The rule is not 'never create many pages.' A business with hundreds of distinct products, public locations, support documents, or researched questions may need a large site. The rule is to preserve distinct purpose, truthful content, usable discovery, and ownership at that scale. A smaller set of complete pages is often more valuable than a giant collection that no visitor or employee can tell apart.

Prototype and test the architecture before migration

From draft map to production structure

01

Run task-based tree testing

Give representative users a text-only hierarchy and ask where they would find key information. Record wrong turns and labels that mean something only inside the company.

02

Prototype responsive navigation

Test menu order, labels, current-page indication, keyboard access, focus, and mobile behavior. W3C recommends semantic nav regions and structurally marked menus.

03

Crawl the staging site

Find orphan pages, excessive depth, broken links, redirect chains, duplicate routes, canonical conflicts, and URLs missing from or incorrectly included in the sitemap.

04

Build the redirect map

For every old canonical URL that changes, select the closest relevant new destination. Do not redirect unrelated removed pages to the home page.

05

Monitor after launch

Check server errors, indexing, sitemaps, canonicals, traffic by page group, and key user paths. Keep the old map and launch annotations for diagnosis.

How many levels should a small-business website have?

Use as many meaningful levels as people need to understand the choices, usually a compact home → hub → detail structure with supporting pages. There is no universal ranking rule for two, three, or four levels. Avoid both buried priorities and an unreadable flat menu.

What is an SEO silo?

The term often describes grouping related pages and linking them through a hub. Topic grouping can be useful, but strict silos that forbid helpful cross-links are unnecessary. Link across groups when the destination genuinely helps the reader.

Should URLs match the navigation hierarchy exactly?

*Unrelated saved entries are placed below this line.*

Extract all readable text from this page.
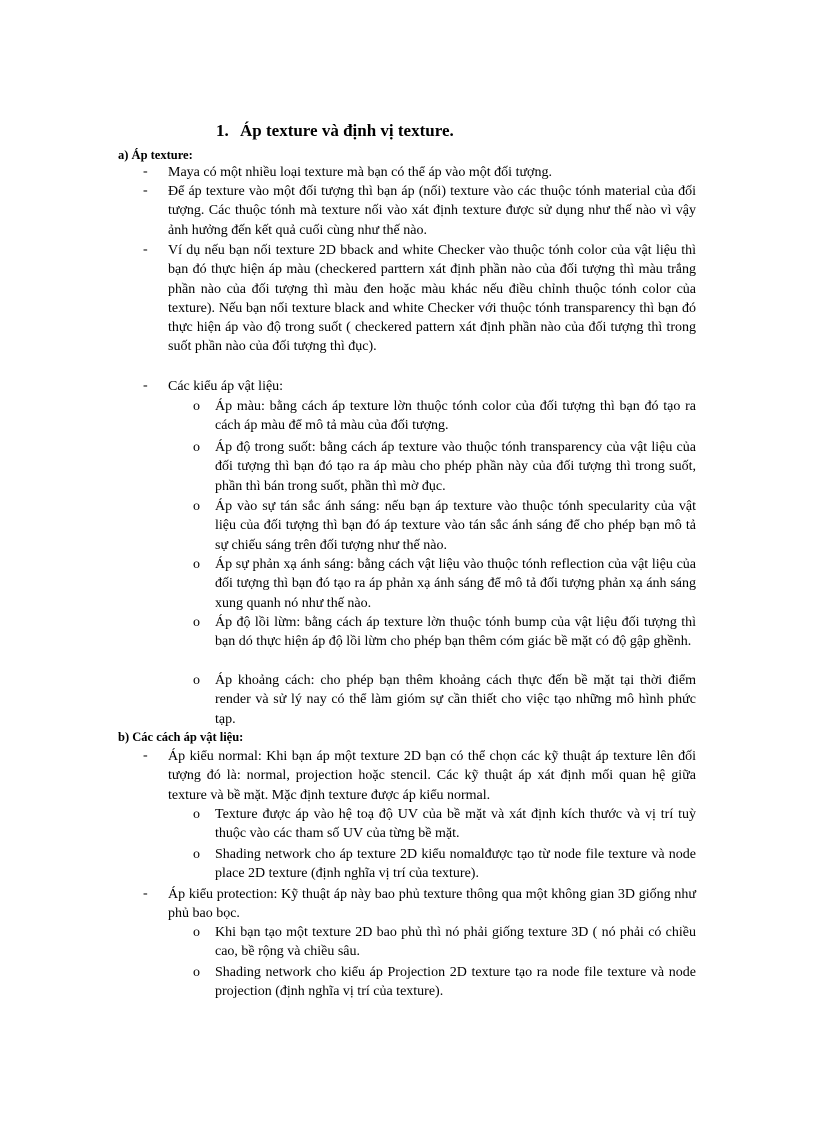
1. Áp texture và định vị texture.
a) Áp texture:
- Maya có một nhiều loại texture mà bạn có thể áp vào một đối tượng.
- Để áp texture vào một đối tượng thì bạn áp (nối) texture vào các thuộc tónh material của đối tượng. Các thuộc tónh mà texture nối vào xát định texture được sử dụng như thế nào vì vậy ảnh hưởng đến kết quả cuối cùng như thế nào.
- Ví dụ nếu bạn nối texture 2D bback and white Checker vào thuộc tónh color của vật liệu thì bạn đó thực hiện áp màu (checkered parttern xát định phần nào của đối tượng thì màu trắng phần nào của đối tượng thì màu đen hoặc màu khác nếu điều chỉnh thuộc tónh color của texture). Nếu bạn nối texture black and white Checker với thuộc tónh transparency thì bạn đó thực hiện áp vào độ trong suốt ( checkered pattern xát định phần nào của đối tượng thì trong suốt phần nào của đối tượng thì đục).
- Các kiểu áp vật liệu:
o Áp màu: bằng cách áp texture lờn thuộc tónh color của đối tượng thì bạn đó tạo ra cách áp màu để mô tả màu của đối tượng.
o Áp độ trong suốt: bằng cách áp texture vào thuộc tónh transparency của vật liệu của đối tượng thì bạn đó tạo ra áp màu cho phép phần này của đối tượng thì trong suốt, phần thì bán trong suốt, phần thì mờ đục.
o Áp vào sự tán sắc ánh sáng: nếu bạn áp texture vào thuộc tónh specularity của vật liệu của đối tượng thì bạn đó áp texture vào tán sắc ánh sáng để cho phép bạn mô tả sự chiếu sáng trên đối tượng như thế nào.
o Áp sự phản xạ ánh sáng: bằng cách vật liệu vào thuộc tónh reflection của vật liệu của đối tượng thì bạn đó tạo ra áp phản xạ ánh sáng để mô tả đối tượng phản xạ ánh sáng xung quanh nó như thế nào.
o Áp độ lồi lừm: bằng cách áp texture lờn thuộc tónh bump của vật liệu đối tượng thì bạn dó thực hiện áp độ lồi lừm cho phép bạn thêm cóm giác bề mặt có độ gập ghềnh.
o Áp khoảng cách: cho phép bạn thêm khoảng cách thực đến bề mặt tại thời điểm render và sử lý nay có thể làm gióm sự cần thiết cho việc tạo những mô hình phức tạp.
b) Các cách áp vật liệu:
- Áp kiểu normal: Khi bạn áp một texture 2D bạn có thể chọn các kỹ thuật áp texture lên đối tượng đó là: normal, projection hoặc stencil. Các kỹ thuật áp xát định mối quan hệ giữa texture và bề mặt. Mặc định texture được áp kiểu normal.
o Texture được áp vào hệ toạ độ UV của bề mặt và xát định kích thước và vị trí tuỳ thuộc vào các tham số UV của từng bề mặt.
o Shading network cho áp texture 2D kiểu nomalđược tạo từ node file texture và node place 2D texture (định nghĩa vị trí của texture).
- Áp kiểu protection: Kỹ thuật áp này bao phủ texture thông qua một không gian 3D giống như phủ bao bọc.
o Khi bạn tạo một texture 2D bao phủ thì nó phải giống texture 3D ( nó phải có chiều cao, bề rộng và chiều sâu.
o Shading network cho kiểu áp Projection 2D texture tạo ra node file texture và node projection (định nghĩa vị trí của texture).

Not always. URLs should be readable, stable, and manageable, while navigation reflects how people explore. They can align, but a deep folder path is not required to prove every parent-child relationship. Breadcrumbs and links also express hierarchy.

Do we need an XML sitemap if the site is well linked?

A small, comprehensively linked site may not require one for discovery, according to Google, but a clean automated sitemap is still useful for monitoring and growth. It does not replace internal links or guarantee crawling and indexing.

Should an architecture redesign change all existing URLs?

No. Preserve working URLs unless a change creates a meaningful long-term benefit. Every move carries redirect, recrawl, link, analytics, and implementation costs. When URLs must change, map and test redirects carefully.